Avrupa'nın yeni dinamiği
Hala önünde kimi engeller olsa da AB doğru yolda, diyor L'Echo:
“AB Komisyonu'nun borçların ortaklaşa yüklenilmesini öngören paketi, Kuzey Avrupalı ülkelerin sergilediği direnci de aşmak zorunda. Bu da kolay olmayacak. 12 Mart'ta yaptığı gafın ardından Christine Lagarde'ın, ECB konusunda son derece dikkatli davranmaya özen gösterdiği izlenimi hakim. Lagarde o gün ECB'nin görevinin, avro kullanan ülkelerdeki faizler arasındaki farkı düşürmek olmadığını söylemiş, bunun sonucunda İtalyan devlet tahvillerinin faiz oranları fırlamıştı. ECB'nin başkanı ne derse desin Avrupa Merkez Bankası Federal Almanya Anayasa Mahkemesi'nin son kararını dikkate almak zorunda. ... Ama küçük hesaplar yapmayalım. ABD'li yorumcular bile Avrupa'nın yeni dinamiği karşısında şaşkın. Bu da başlı başına harika bir zafer. Teşekkürler Angela, Christine ve Ursula.”
Tarihi krize tutarlı tepki
Der Tagesspiegel atılan bu adımı memnuniyetle karşılıyor:
“Savaş sonrası yaşanan en büyük ekonomik krizin içerisindeyiz. Bu süreçte bir de avro krizini göze alamayız. Nitekim Avrupa Merkez Bankası ECB'nin müdahalesi olmasa tam da bu krizi yaşayacağız: Örneğin İtalya'da devlet tahvillerine binecek risk zamları hızla artacak, ülke iflasla burun buruna gelecek ve avro çökme tehlikesiyle karşı karşıya kalacaktır. Bu nedenle ECB'nin bu tarihi krize tarihi bir yardım programıyla karşılık vermesi sadece tutarlı bir adım olmakla kalmıyor; ECB aynı zamanda bu satınalım programıyla sadece devletleri değil, şirketleri de destekliyor. Merkez bankası bu şirketlere ait hisseleri de satın alıp bunlara refinansman imkanı tanıyor. Ancak krizle tek başında mücadele ECB'nin ne görev tanımı ne de bunu gerçekten yapabilir. Devletler konjonktürlerini kendi imkanlarıyla harekete geçirmek zorundalar.”

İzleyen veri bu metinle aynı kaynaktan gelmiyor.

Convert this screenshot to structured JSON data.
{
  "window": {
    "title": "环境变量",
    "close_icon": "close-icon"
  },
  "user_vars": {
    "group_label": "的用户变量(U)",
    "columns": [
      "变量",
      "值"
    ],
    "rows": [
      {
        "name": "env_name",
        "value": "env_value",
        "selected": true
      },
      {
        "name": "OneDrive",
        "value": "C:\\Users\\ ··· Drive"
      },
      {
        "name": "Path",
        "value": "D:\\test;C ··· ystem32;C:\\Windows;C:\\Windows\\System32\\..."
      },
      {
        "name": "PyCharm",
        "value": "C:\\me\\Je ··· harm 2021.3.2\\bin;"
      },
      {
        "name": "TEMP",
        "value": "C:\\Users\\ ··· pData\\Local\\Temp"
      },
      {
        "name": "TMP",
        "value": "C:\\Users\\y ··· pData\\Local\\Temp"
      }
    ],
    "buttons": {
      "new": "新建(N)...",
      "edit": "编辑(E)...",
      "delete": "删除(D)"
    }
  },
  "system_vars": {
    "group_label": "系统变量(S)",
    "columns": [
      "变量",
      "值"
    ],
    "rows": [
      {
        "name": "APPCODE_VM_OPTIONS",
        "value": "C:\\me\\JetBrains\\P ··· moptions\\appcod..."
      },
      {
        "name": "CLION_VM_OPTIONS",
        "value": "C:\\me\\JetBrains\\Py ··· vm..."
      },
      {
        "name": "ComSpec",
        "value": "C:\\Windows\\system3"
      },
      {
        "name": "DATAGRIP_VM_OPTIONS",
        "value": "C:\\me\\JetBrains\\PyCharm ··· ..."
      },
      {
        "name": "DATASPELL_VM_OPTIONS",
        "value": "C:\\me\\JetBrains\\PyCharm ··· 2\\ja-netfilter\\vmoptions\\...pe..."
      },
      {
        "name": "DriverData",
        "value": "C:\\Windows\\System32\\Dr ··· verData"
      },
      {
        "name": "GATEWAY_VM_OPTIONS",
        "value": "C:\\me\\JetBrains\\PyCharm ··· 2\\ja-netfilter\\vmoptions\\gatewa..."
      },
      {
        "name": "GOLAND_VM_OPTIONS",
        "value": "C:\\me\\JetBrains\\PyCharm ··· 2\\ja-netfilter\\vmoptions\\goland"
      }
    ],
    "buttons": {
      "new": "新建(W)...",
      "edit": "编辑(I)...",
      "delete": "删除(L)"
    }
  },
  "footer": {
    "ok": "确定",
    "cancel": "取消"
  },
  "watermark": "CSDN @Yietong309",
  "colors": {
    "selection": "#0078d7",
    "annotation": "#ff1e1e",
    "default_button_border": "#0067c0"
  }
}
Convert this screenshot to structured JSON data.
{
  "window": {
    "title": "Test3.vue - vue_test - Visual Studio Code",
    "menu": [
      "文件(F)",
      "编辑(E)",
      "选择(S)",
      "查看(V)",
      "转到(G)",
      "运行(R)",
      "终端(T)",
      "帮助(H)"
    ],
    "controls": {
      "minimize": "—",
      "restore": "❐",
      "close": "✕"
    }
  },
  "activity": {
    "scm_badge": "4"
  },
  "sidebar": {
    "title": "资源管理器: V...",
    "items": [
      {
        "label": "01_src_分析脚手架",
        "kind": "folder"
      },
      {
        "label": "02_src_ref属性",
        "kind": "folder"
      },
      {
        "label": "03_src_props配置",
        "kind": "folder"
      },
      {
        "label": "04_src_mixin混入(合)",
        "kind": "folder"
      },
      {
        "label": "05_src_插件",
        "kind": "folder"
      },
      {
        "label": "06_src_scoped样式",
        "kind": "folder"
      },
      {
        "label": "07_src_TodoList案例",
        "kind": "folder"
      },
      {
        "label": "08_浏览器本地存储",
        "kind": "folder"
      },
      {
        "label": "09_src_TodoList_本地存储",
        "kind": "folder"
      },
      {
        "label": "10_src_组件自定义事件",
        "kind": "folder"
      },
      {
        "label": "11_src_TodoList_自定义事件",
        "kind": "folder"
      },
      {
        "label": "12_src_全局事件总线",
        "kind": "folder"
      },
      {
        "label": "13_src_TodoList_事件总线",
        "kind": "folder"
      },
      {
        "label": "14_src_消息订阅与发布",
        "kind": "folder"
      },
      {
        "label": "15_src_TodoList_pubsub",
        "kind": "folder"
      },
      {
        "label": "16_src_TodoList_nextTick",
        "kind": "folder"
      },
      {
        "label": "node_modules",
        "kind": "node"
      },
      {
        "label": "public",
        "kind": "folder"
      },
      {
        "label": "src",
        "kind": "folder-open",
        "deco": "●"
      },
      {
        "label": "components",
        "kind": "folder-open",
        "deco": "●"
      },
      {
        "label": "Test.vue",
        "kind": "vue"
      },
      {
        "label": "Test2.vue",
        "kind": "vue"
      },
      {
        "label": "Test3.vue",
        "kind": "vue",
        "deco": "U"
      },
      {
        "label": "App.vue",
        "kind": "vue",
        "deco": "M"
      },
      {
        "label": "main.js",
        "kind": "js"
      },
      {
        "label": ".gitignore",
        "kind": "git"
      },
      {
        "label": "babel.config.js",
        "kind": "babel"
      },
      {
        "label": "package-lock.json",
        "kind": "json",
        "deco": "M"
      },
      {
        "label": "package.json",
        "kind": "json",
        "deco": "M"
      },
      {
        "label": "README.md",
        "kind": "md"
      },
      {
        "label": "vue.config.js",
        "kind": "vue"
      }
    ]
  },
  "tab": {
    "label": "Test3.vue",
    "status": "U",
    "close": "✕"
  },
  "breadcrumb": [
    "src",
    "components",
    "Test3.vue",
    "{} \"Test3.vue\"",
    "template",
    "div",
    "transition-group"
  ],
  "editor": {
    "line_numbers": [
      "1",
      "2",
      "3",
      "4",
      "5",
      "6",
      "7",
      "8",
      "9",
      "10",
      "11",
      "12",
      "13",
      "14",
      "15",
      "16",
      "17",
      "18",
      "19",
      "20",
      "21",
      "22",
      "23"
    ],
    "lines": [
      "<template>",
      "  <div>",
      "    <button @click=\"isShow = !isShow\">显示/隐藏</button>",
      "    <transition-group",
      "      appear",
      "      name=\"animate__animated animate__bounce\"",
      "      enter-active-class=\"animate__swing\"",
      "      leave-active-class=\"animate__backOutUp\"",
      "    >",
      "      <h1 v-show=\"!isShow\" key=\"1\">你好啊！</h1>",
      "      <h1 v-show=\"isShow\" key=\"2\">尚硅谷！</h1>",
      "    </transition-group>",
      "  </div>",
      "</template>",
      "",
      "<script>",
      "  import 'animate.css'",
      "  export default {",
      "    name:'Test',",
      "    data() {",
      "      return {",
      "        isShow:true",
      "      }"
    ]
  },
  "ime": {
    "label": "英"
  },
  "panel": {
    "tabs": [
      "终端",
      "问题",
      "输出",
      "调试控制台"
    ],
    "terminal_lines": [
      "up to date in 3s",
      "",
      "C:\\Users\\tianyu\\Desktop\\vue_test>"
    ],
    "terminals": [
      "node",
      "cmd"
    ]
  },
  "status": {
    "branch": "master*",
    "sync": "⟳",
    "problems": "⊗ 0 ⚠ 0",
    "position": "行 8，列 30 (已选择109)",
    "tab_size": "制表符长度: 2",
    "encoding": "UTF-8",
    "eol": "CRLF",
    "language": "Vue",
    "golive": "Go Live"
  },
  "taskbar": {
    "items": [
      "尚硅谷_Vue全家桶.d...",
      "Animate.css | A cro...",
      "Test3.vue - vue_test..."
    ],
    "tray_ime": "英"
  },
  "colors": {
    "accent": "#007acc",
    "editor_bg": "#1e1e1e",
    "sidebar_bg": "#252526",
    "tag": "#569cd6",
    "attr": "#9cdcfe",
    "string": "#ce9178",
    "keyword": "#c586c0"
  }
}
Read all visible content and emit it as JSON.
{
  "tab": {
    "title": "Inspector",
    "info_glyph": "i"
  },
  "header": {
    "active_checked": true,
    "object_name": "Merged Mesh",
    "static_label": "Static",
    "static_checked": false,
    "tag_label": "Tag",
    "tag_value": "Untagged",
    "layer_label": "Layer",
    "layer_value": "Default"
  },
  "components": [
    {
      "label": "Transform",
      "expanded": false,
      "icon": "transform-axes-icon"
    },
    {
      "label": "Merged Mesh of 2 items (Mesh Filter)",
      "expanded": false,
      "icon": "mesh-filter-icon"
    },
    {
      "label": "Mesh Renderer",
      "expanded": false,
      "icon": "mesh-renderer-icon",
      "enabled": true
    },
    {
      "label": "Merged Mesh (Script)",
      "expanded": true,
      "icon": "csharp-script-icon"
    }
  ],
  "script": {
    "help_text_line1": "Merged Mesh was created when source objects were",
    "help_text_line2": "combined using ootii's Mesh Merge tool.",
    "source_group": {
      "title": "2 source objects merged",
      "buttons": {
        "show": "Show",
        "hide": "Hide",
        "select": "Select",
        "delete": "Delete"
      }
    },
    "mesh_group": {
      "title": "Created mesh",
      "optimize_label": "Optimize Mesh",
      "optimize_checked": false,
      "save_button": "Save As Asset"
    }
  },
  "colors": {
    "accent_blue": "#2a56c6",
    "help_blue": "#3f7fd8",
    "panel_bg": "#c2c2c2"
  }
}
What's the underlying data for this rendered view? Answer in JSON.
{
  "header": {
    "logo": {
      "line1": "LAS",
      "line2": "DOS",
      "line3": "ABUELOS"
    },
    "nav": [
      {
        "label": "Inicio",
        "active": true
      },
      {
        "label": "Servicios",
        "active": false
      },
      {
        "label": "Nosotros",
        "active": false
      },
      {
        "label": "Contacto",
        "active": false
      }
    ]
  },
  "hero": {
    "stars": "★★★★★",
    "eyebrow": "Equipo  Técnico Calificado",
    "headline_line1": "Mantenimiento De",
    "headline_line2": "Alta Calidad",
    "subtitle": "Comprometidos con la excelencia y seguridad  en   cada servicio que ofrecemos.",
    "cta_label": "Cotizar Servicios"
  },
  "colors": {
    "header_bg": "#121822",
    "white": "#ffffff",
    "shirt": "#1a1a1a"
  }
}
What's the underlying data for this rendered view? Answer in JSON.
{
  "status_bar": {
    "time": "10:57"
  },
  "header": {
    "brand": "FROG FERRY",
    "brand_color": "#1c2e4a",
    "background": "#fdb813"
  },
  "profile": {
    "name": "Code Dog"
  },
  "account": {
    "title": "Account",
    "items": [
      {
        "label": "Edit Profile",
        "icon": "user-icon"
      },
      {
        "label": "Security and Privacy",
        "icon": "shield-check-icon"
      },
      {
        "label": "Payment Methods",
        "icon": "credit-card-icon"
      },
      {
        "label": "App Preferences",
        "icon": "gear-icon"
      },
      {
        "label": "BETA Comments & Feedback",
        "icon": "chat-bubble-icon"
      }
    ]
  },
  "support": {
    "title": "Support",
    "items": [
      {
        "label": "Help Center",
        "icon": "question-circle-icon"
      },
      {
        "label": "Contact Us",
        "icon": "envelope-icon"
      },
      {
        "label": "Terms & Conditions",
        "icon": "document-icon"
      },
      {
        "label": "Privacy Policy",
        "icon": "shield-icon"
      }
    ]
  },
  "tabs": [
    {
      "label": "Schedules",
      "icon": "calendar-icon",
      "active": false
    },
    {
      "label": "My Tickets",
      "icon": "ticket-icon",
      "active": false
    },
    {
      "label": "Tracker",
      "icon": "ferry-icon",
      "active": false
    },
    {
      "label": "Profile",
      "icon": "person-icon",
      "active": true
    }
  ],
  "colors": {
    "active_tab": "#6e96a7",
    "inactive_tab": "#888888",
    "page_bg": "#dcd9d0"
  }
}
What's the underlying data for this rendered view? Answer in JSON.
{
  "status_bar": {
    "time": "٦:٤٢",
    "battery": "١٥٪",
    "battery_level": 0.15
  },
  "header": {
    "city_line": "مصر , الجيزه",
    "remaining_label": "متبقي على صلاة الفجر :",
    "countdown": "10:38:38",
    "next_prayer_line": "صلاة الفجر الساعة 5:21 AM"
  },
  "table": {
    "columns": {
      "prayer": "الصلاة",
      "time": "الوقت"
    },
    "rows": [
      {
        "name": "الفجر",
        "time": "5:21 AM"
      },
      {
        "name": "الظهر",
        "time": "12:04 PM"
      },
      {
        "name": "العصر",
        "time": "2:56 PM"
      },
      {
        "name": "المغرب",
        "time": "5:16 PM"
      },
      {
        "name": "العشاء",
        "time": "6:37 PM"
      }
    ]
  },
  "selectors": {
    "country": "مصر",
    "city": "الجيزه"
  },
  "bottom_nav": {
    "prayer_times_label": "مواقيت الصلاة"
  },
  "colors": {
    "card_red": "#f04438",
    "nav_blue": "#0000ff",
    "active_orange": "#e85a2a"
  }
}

Gözümüzü zombiler dünyasında açabiliriz
Contrepoints'a göre devlet ve şirketlerin kurtarılması için öngörülen satınalma programları üzerinde yeterince düşünülmüş değil:
“Harici bir ekonomik şokta tüm şirketler hayatta kalmaz. Devletin, sağlıklı ancak sokağa çıkma kısıtları nedeniyle zor durumda kalmış şirketlerin finansmanını garantilemek suretiyle tepki vermesi meşru bir hamle. Fakat yardımın ayrım gözetilmeden yapılması, hayatta kalacak durumda olmayan şirketleri de kurtarabilir. Bu açıdan bakıldığında ECB'ninkine benzer dev yardım programları, uzun vadede ekonomiye daha fazla zarar verir. ... Gerçekliğin çarpıtılması, sonradan bu büyük illüzyonun daha fazla sürdürülemeyeceği fark edildiğinde daha da acı bir reçete çıkaracaktır. ... Dikkat, ekonomimiz 'zombileşme' tehlikesiyle karşı karşıya.”
Parti içi çekişmeler ülkeyi kilitliyor
İspanya, iç siyasetteki kavgalarla vakit kaybetmek yerine Avrupa Merkez Bankası ECB'nin sağladığı desteğin nasıl kullanılacağına kafa yormalı, diyor La Vanguardia'nın Genel Yayın Yönetmeni Jordi Joan:
“Tıpkı ECB gibi Almanya hükümeti de rezervleri açtı ve dün 130 milyar avroluk bir konjonktür paketi açıkladı. İtalya ile Fransa da ciddi tutarda para harcamaya hazır olduklarının sinyalini verdiler. Peki İspanya'da ne olacak? Günümüzde bu soru, bütün yurttaşları harekete geçiriyor. Bu parayla ne yapılacağı üzerine ciddi ve partilerüstü bir tartışma yürütmek mantıklı olacaktır. ECB'nin alacağını açıkladığı önlemler durumun aciliyetini de gözler önüne seriyor. Ancak anlaşılan İspanya'nın kaygıları, Guardia Civil müdürünün görevden alınması ve 8 Mart'ta kadınların gösterisine katılmakla kısıtlı.”